As an adaptive algorithm, an optical flow-based person tracking algorithm using multiple cameras is presented in an indoor environment. In the algorithm, each camera tracks the target person independently. By exchanging information among cameras, three dimensional positions and the velocities of targets are estimated. In particular, when one of the cameras keeps losing the target by occlusion, the algorithm is more effective since the target position and the velocity in the image are estimated based on the information from other cameras. The target position is obtained from the intersection of projection lines from at least two tracking cameras. Furthermore, in order to estimate the range of depth in a single camera, the algorithm uses a tracking window, which represents the boundary and the height of a detected person in an image plane; thus, the algorithm requires a reliable horizontal position from a completely extracted object region.

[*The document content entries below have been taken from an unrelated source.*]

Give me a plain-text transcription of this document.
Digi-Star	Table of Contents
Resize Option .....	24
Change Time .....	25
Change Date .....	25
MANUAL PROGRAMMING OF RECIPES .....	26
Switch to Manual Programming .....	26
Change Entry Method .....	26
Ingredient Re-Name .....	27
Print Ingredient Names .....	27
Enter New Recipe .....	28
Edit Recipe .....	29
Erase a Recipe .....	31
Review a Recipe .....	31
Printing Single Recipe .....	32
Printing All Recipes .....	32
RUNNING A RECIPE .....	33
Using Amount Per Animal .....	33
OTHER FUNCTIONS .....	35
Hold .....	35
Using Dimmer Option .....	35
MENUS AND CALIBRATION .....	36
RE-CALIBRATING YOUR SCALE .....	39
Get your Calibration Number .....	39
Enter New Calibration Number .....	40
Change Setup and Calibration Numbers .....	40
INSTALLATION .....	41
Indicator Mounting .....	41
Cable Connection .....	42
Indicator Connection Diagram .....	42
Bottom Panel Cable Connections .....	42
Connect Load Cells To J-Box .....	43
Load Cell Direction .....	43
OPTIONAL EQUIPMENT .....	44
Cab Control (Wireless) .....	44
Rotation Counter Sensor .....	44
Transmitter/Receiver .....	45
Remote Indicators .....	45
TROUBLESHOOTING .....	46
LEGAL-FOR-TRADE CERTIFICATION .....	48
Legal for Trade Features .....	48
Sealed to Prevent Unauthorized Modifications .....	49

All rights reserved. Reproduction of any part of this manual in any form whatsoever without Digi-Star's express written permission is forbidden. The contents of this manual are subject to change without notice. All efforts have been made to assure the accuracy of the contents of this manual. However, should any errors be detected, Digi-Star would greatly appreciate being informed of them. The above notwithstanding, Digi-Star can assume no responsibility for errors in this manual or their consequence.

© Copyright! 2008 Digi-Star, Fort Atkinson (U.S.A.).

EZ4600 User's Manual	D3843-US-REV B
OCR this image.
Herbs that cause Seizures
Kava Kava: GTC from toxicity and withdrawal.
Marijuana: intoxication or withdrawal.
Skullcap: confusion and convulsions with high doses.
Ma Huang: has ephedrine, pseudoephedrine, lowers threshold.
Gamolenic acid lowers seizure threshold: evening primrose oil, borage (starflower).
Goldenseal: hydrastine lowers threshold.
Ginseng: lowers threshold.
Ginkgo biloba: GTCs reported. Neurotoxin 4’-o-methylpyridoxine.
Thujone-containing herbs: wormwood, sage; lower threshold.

There is provided a particle filter based tracking framework which performs multimodal sensors fusion for tracking people in a video-conferencing environment efficiently when multimodal information from multiple cameras and multiple microphone arrays is used to track objects in a scene. For localization, the image coordinates (u,v) in a viewable image are translated to (X,Y,Z) coordinates by using direct linear transformation (DLT). However, in this approach, a calibration object placed in a known geometry is required to estimate the matrix Pi which has eleven parameters. In addition, once the camera is panning or zooming (i.e. camera setting is altered), the calibration of cameras should be repeated. As described above, various conventional algorithms for localizing an object have disadvantages due to a tradeoff between the accuracy of localization and the complexity of calculation.